Caitlin O’Neill: Most of the student groups have actively started to talk about these issues on campus. We are seeing people come together to create working groups to find ways to create change and awareness. Hopefully we’ll see a lot of positive things come out of that. A lot of groups are focusing on community healing, supporting each other, and these initiatives are spreading across campus. Also, the MRC is standing strong as a resource and would like to tell people, now more than ever, about their workshops like the Trans Allyship workshop and Safe Space workshop, and would like to bring them to spaces on campus where people would like to see these happening.

Many students involved have offered suggestions like mandatory educational training for first-years and expressed a concern about the administration’s responses, or lack there of, to these attacks. Do you hold these same opinions?

CO: I think that the best place to begin is around the conversation of mandatory trainings. There is something to be said for the tool kits around social justice and allyship, what that looks like, and [what they] mean. Doing anti-oppressive work is really important, and all those who are interested in being members of the country and, additionally, being global citizens should benefit from [it]. What is interesting about this is that some people are interested in participating because they would like to improve the way they interact with diverse cultures and backgrounds and that makes them better people and allies. Then there are some who aren’t quite there on that journey or haven’t had the opportunity to access some of these things, and there is a difference between the people who are ready to have a certain level of conversation and the people who are just mandated to be there.

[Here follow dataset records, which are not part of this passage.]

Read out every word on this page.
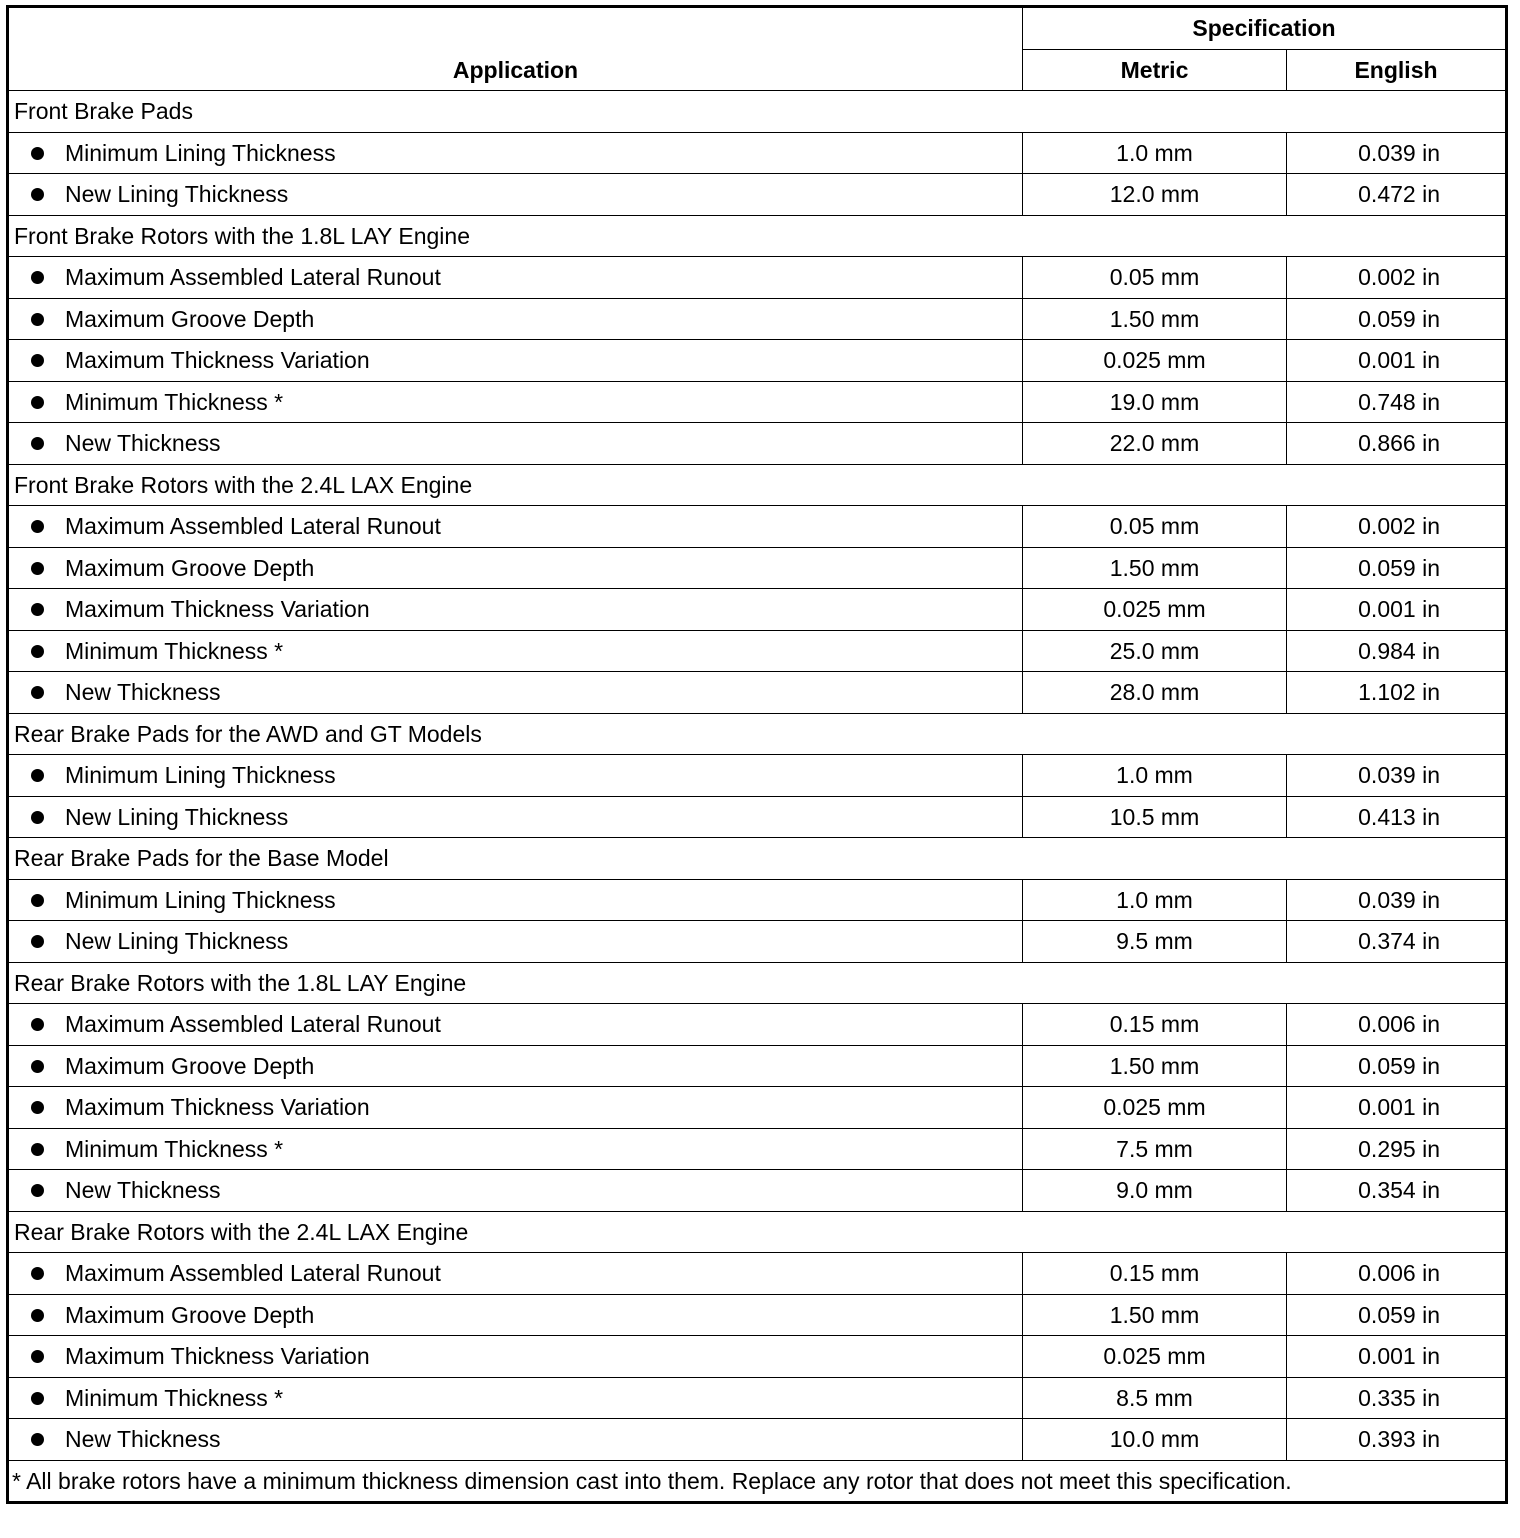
Application	Specification	
	Metric	English
Front Brake Pads		
Minimum Lining Thickness	1.0 mm	0.039 in
New Lining Thickness	12.0 mm	0.472 in
Front Brake Rotors with the 1.8L LAY Engine		
Maximum Assembled Lateral Runout	0.05 mm	0.002 in
Maximum Groove Depth	1.50 mm	0.059 in
Maximum Thickness Variation	0.025 mm	0.001 in
Minimum Thickness *	19.0 mm	0.748 in
New Thickness	22.0 mm	0.866 in
Front Brake Rotors with the 2.4L LAX Engine		
Maximum Assembled Lateral Runout	0.05 mm	0.002 in
Maximum Groove Depth	1.50 mm	0.059 in
Maximum Thickness Variation	0.025 mm	0.001 in
Minimum Thickness *	25.0 mm	0.984 in
New Thickness	28.0 mm	1.102 in
Rear Brake Pads for the AWD and GT Models		
Minimum Lining Thickness	1.0 mm	0.039 in
New Lining Thickness	10.5 mm	0.413 in
Rear Brake Pads for the Base Model		
Minimum Lining Thickness	1.0 mm	0.039 in
New Lining Thickness	9.5 mm	0.374 in
Rear Brake Rotors with the 1.8L LAY Engine		
Maximum Assembled Lateral Runout	0.15 mm	0.006 in
Maximum Groove Depth	1.50 mm	0.059 in
Maximum Thickness Variation	0.025 mm	0.001 in
Minimum Thickness *	7.5 mm	0.295 in
New Thickness	9.0 mm	0.354 in
Rear Brake Rotors with the 2.4L LAX Engine		
Maximum Assembled Lateral Runout	0.15 mm	0.006 in
Maximum Groove Depth	1.50 mm	0.059 in
Maximum Thickness Variation	0.025 mm	0.001 in
Minimum Thickness *	8.5 mm	0.335 in
New Thickness	10.0 mm	0.393 in
* All brake rotors have a minimum thickness dimension cast into them. Replace any rotor that does not meet this specification.		
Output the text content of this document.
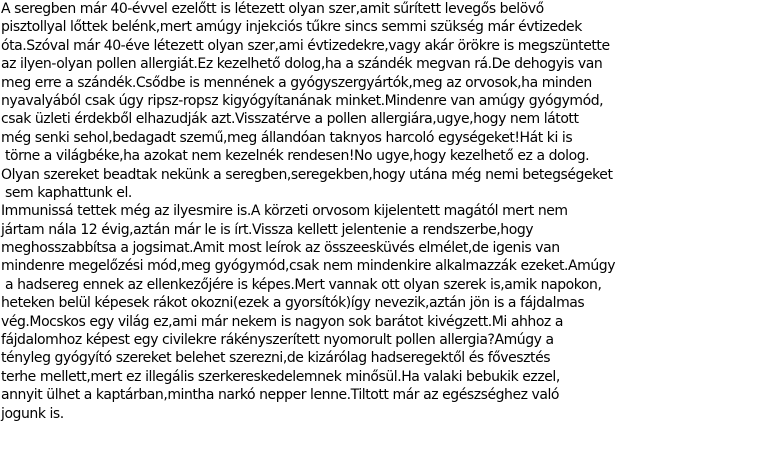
A seregben már 40-évvel ezelőtt is létezett olyan szer,amit sűrített levegős belövő
pisztollyal lőttek belénk,mert amúgy injekciós tűkre sincs semmi szükség már évtizedek
óta.Szóval már 40-éve létezett olyan szer,ami évtizedekre,vagy akár örökre is megszüntette
az ilyen-olyan pollen allergiát.Ez kezelhető dolog,ha a szándék megvan rá.De dehogyis van
meg erre a szándék.Csődbe is mennének a gyógyszergyártók,meg az orvosok,ha minden
nyavalyából csak úgy ripsz-ropsz kigyógyítanának minket.Mindenre van amúgy gyógymód,
csak üzleti érdekből elhazudják azt.Visszatérve a pollen allergiára,ugye,hogy nem látott
még senki sehol,bedagadt szemű,meg állandóan taknyos harcoló egységeket!Hát ki is
törne a világbéke,ha azokat nem kezelnék rendesen!No ugye,hogy kezelhető ez a dolog.
Olyan szereket beadtak nekünk a seregben,seregekben,hogy utána még nemi betegségeket
sem kaphattunk el.
Immunissá tettek még az ilyesmire is.A körzeti orvosom kijelentett magától mert nem
jártam nála 12 évig,aztán már le is írt.Vissza kellett jelentenie a rendszerbe,hogy
meghosszabbítsa a jogsimat.Amit most leírok az összeesküvés elmélet,de igenis van
mindenre megelőzési mód,meg gyógymód,csak nem mindenkire alkalmazzák ezeket.Amúgy
a hadsereg ennek az ellenkezőjére is képes.Mert vannak ott olyan szerek is,amik napokon,
heteken belül képesek rákot okozni(ezek a gyorsítók)így nevezik,aztán jön is a fájdalmas
vég.Mocskos egy világ ez,ami már nekem is nagyon sok barátot kivégzett.Mi ahhoz a
fájdalomhoz képest egy civilekre rákényszerített nyomorult pollen allergia?Amúgy a
tényleg gyógyító szereket belehet szerezni,de kizárólag hadseregektől és fővesztés
terhe mellett,mert ez illegális szerkereskedelemnek minősül.Ha valaki bebukik ezzel,
annyit ülhet a kaptárban,mintha narkó nepper lenne.Tiltott már az egészséghez való
jogunk is.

Because of that, I think that we are more interested in having that conversation with people who are in that place or ready to make that change. Making mandatory training may not be the answer, but one thing that I have talked about is changing the “Many Voices: [Building Communities Diversity Panel]” that is run by the MRC and [Associate Dean of Campus Life] Adrian Bautista’s office and features students from a variety of different backgrounds and identities — athletes, artists, musicians — and gives them an opportunity to talk about what it means to navigate Oberlin as an institute while having these identities. We want to complement some other things that students have been talking about more pointedly, like allyship and what it means to be an ally. Sien Rivera, class of 2012, wrote a skit for The OC [a play about relationships and college life], organized by OSWell, on allyship and safe spaces using Disney princesses, and first-years tended to be really engaged with it even when they didn’t really get it. We got lots of requests to unpack the event. We hired someone for facilitation and student training who works with the Community Coordinators to make different trainings based on what the campus needs, like bringing the Allyship workshop into first-year dorms and having discussions about race in the co-op system in OSCA.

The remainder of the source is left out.